Survey weighting in R
I think that I figured out a way to use R to construct survey weights. I got most of the R code below from here and other code from here. The dataset that I'll use for the illustration is here.
# This installs the survey package:
install.packages("survey")
# This loads the survey package into an open session of R:
library(survey)
# This imports the CSV dataset:
DATASET <- read.csv(file.choose(),header=TRUE)

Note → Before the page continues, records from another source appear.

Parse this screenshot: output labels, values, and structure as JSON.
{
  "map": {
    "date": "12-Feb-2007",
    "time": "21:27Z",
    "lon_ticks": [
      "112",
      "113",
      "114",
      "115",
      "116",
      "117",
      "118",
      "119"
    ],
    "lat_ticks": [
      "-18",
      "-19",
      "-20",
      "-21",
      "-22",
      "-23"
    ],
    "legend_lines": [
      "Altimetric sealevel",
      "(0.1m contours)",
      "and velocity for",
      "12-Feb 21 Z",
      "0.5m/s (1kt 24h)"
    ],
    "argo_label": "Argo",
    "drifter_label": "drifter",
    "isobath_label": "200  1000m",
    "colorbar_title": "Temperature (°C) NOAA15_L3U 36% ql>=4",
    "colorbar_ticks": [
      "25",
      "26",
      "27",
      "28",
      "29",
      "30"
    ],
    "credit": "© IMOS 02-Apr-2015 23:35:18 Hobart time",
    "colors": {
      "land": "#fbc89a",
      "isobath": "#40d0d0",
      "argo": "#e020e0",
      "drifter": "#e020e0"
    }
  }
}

# This gets the data as a data frame:
DATA <- as.data.frame(DATASET)
# Let's get sample percentages from the CSV file:
table(DATA$gender) # 62% Male, 38% Female
table(DATA$race) # 67% White, 13% Black, 20% Other
# Let's use these population percentages for the percentages that we want to weight to:49% Male, 51% Female, 64% White, 12% Black, 24% Other
# This next set of commands produces the weights:
data.svy.unweighted <- svydesign(ids=~1, data=DATA)
gender.dist <- data.frame(gender=c(0,1), Freq=nrow(DATA)*c(.49,.51))
race.dist <- data.frame(race=c(1,2,3), Freq=nrow(DATA)*c(.64,.12,.24))
data.svy.rake <- rake(design = data.svy.unweighted,
sample.margins <- list(~gender,~race),
population.margins <- list(gender.dist, race.dist))
# The next command trims the weights to that no weight is too small or too large. For this, I used 0.3 as the low end and 3 as the high end, but those aren't the only reasonable values.
data.svy.rake.trim <- trimWeights(data.svy.rake, lower=.3, upper=3, strict=TRUE)
# This puts the weights in a WEIGHTS variable:
DATA$WEIGHTS <- weights(data.svy.rake)
# This puts the trimmed weights in a WEIGHTS.TRIM variable.
DATA$WEIGHTS.TRIM <- weights(data.svy.rake.trim)
# This produces a list of the weights used:
stack(table(DATA$WEIGHTS))
# This produces a list of the trimmed weights used:
stack(table(DATA$WEIGHTS.TRIM))
# This indicates the population percentages for gender when weights are applied:
svytable(~DATA$gender, data.svy.rake.trim)
# This indicates the population percentages for race when weights are applied:
svytable(~DATA$race, data.svy.rake.trim)
# This produces a CSV dataset with the weights:
write.csv(DATA, "F:/DATA.csv")